Saya juga berkesempatan mengunjungi markas Front Pembebasan Islam Moro (MILF) di Marantao dan mendengarkan kisah seorang komandan dan anggotanya. Mereka menceritakan berapa banyak diskusi dan kesepakatan yang dibuat dengan pemerintah namun tidak dilaksanakan secara signifikan. Mereka juga berharap menjadi daerah otonom yang bebas dari pengaruh otoritas eksternal. Keluhan yang paling menyedihkan adalah kurangnya penyediaan kebutuhan dasar warga seperti pasokan air dan listrik. Ironisnya, mereka memiliki Danau Lanao yang menyuplai listrik ke seluruh Mindanao. Namun mereka tetap saja mengalami pemadaman listrik terus-menerus dan kekurangan air. Hal ini bisa saya buktikan karena saya berkali-kali mengalami pemadaman listrik saat menginap di rumah Lola Raihana.

Seminggu tinggal, bertemu dan berdialog dengan masyarakat Marawi membuka mata saya terhadap realitas umat Islam pada umumnya dan masyarakat Meranaw pada khususnya. Semangat perdamaian dan keinginan untuk membangun dialog serta menjaga suasana damai dan aman sangat terasa selama saya berada di sana. Marawi tentunya akan terus berbenah menjadi tempat yang lebih aman untuk dikunjungi. Sebagai orang asing di Filipina, saya menemukan kedamaian di tengah masyarakat Marawi, yang terus berjuang untuk dihormati, diterima, dan diperhatikan sebagai masyarakat dan warga negara negara ini.

Saya merasa bisa menemukan Tuhan justru dari kesederhanaan keluarga Lola Raihana yang secara terbuka menerima kami orang asing dan berbeda agama. Tidak ada prasangka buruk dan malah mereka memperlakukan kami seperti keluarga mereka sendiri. Ketika saya pergi ke masjid sederhana dekat rumah keluarga angkat kami dan melihat seorang anak laki-laki dengan tulus mengumandangkan adzan Isya (sholat isya), saya juga datang untuk menemukan Tuhan secara pribadi. Tampak bagi saya bahwa pada saat itulah anak muda tersebut mengalami perjumpaan pribadi dan mendalam dengan Tuhan melalui lantunan azan yang luar biasa merdu dan indah.

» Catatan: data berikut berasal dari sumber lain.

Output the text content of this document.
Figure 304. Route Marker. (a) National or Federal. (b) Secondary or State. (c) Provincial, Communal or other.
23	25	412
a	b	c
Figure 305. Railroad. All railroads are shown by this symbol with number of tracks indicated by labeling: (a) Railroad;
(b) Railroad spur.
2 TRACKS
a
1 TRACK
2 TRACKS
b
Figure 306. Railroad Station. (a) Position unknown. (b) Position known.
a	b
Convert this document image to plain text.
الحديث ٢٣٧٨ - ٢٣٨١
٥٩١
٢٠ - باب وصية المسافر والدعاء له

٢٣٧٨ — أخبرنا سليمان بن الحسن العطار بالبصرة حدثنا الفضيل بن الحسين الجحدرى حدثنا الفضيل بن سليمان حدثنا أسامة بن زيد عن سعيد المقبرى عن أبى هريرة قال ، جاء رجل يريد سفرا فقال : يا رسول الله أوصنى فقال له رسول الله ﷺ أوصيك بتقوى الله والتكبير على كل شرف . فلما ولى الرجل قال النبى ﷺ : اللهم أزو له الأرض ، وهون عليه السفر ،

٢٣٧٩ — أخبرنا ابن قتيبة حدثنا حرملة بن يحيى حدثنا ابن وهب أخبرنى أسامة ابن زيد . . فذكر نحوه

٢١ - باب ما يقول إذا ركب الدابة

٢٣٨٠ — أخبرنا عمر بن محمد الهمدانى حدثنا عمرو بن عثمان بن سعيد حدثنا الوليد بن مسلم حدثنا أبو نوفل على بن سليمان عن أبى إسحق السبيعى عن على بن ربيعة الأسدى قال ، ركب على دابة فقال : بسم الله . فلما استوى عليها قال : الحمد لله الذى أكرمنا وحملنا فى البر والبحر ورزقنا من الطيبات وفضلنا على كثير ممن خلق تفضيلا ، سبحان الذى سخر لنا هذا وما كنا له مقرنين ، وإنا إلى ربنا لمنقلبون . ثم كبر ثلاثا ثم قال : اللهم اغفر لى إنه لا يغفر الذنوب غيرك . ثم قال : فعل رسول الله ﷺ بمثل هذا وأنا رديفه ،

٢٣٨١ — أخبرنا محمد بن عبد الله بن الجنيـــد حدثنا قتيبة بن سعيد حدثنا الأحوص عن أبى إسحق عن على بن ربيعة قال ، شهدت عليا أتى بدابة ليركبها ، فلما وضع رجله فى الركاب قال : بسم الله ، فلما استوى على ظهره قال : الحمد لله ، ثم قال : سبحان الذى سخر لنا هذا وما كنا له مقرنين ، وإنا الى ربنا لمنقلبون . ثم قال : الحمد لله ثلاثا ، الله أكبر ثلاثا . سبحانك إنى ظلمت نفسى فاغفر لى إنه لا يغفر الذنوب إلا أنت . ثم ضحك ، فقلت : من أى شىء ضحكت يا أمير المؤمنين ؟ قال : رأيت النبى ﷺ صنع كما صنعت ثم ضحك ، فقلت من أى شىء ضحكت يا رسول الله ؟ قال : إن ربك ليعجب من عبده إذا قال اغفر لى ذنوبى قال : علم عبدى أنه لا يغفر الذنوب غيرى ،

Perjumpaan ini menguatkan keyakinan saya akan keberadaan ruh yang Tuhan temukan dalam segala hal. Di daerah terpencil di Kota Marawi, di sebuah masjid sederhana, saya menyaksikan saudara-saudari Muslim kita bertemu langsung dengan Tuhan. Saya percaya Tuhan ada, berinteraksi dengan orang-orang yang memuji dan berdoa kepada-Nya. – Rappler.com

Septian Marhenanto adalah seorang skolastik Jesuit asal Indonesia. Dia sekarang belajar teologi di Loyola School of Theology – Universitas Ateneo de Manila dan magang di Rappler.